Question

Sketch the region bounded by the curves y=x²/3, y=3, and x=3 and determine the centroid of the region.

Answer 1

The region bounded by the curves
`\(y = (x^2)/(3)\), \(y = 3\), and \(x = 3\)` is a triangular region. The centroid of this region is located at
`\((2, 2)\)`.

Step-by-step explanation:

To sketch the region, first, consider the curves
`\(y = (x^2)/(3)\) and \(y = 3\).` The intersection points occur where
`\((x^2)/(3) = 3\).`

Solving for
`\(x\),` we find
`\(x = 3\)` and
`\(x = -3\),` but since we're considering
`\(x \geq 0\),` the intersection point is
`\(x = 3\).`

The curves
`\(y = (x^2)/(3)\), \(y = 3\),` and
`\(x = 3\)` form a triangular region.

To find the centroid of a two-dimensional region, you need to determine the coordinates
`\((\bar{x}, \bar{y})\)` using the formulas
`\(\bar{x} = (1)/(A) \int x \, dA\)` and
`\(\bar{y} = (1)/(2A) \int (y_1 + y_2) \, dA\),` where
`\(A\)` is the area of the region.

In this case, the triangular region's centroid coordinates are
`\((\bar{x}, \bar{y}) = (2, 2)\)`.

This means that the center of mass of the triangular region is located at
`\((2, 2)\),` providing a balance point for the given geometry.

Answer 2

The centroid of the region bounded by the curves y=x²/3, y=3, and x=3 is located at the coordinates (2, 18/5).

Step-by-step explanation:

To determine the region's area and centroid, you need to find the points of intersection among the given curves. The curves y = x²/3 and y = 3 intersect at x = ±√9, which gives the bounds for integration. Integrating y=x²/3 from -3 to 3 provides the area bounded by the curves. The formula for the x-coordinate of the centroid,
`\( \bar{x} = (1)/(A) \int_(a)^(b) (1)/(2) (f(x))^2 \, dx \)`, where A is the area, gives the x-coordinate of the centroid.

Calculating this integral and dividing by the area provides the x-coordinate of the centroid.
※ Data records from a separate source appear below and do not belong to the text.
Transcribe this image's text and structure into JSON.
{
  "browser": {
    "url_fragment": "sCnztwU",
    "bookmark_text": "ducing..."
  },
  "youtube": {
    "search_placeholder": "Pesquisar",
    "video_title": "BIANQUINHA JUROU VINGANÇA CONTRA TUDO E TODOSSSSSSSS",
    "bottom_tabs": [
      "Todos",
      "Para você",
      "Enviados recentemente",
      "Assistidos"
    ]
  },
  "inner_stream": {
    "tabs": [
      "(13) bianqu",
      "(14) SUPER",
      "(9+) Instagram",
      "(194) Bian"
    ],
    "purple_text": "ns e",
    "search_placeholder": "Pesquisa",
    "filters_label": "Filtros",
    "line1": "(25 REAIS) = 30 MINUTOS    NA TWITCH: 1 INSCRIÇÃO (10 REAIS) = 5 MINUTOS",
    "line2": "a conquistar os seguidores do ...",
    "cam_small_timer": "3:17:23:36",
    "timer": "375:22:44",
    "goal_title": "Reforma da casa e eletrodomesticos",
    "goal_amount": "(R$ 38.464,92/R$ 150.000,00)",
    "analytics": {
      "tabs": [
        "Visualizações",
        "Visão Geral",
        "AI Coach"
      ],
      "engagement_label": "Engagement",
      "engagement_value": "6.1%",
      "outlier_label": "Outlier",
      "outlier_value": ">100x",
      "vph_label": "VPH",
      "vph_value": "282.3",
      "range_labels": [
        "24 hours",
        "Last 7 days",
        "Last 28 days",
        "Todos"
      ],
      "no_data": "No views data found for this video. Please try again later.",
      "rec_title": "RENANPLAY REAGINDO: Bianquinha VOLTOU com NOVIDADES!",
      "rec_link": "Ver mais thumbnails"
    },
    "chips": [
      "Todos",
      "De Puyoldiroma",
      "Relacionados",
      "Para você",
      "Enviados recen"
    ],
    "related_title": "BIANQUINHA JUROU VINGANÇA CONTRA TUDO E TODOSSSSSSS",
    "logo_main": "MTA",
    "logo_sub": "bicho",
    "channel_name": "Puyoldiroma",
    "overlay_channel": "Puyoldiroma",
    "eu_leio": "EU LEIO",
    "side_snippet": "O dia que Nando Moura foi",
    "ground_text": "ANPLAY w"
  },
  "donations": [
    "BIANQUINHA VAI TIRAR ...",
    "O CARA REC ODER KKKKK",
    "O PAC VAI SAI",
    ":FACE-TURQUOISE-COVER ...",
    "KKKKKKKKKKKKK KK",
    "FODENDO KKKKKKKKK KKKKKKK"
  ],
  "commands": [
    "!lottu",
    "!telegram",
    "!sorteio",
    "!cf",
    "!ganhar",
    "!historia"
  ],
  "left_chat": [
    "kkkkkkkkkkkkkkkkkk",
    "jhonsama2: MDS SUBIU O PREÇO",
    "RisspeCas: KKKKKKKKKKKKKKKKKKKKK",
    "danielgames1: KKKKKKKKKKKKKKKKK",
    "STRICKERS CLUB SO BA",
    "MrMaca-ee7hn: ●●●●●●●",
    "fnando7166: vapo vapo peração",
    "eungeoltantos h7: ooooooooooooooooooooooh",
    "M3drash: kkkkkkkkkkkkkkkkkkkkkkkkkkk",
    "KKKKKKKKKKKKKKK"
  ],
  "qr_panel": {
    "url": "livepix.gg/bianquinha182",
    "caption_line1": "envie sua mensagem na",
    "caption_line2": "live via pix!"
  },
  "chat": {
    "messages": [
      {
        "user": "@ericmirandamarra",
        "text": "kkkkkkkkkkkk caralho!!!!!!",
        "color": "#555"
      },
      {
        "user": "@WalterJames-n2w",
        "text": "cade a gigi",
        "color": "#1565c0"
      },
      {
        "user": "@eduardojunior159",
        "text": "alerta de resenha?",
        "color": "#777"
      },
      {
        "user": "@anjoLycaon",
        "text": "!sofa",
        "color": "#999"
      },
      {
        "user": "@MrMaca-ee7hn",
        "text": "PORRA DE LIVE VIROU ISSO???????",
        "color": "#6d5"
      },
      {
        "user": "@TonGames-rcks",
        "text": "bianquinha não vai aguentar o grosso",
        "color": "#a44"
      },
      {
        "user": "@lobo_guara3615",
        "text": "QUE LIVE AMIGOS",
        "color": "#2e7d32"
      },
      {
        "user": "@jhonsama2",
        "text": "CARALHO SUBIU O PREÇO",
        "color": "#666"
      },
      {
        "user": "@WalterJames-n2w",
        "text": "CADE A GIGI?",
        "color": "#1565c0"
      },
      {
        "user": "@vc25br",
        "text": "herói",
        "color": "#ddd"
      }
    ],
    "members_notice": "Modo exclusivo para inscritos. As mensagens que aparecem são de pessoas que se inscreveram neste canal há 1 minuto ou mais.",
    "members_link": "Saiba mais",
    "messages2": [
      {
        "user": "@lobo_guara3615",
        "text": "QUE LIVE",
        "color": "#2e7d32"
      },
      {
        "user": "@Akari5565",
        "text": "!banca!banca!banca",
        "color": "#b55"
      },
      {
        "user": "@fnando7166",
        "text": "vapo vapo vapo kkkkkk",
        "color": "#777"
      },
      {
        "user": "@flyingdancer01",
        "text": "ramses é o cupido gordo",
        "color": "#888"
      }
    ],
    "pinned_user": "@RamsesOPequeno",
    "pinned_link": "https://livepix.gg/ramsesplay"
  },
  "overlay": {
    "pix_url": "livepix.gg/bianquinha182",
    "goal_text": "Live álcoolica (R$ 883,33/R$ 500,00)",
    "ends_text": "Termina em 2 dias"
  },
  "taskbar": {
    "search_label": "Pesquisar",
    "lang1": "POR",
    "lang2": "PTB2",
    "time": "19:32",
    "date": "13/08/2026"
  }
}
In this case, it's at x = 2. To find the y-coordinate of the centroid,
`\( \bar{y} = (1)/(A) \int_(a)^(b) f(x) \cdot (1)/(2) (f(x))^2 \, dx \)`, we use the same approach. After integration and division by the area, we get y = 18/5. Therefore, the centroid of the bounded region is at coordinates (2, 18/5).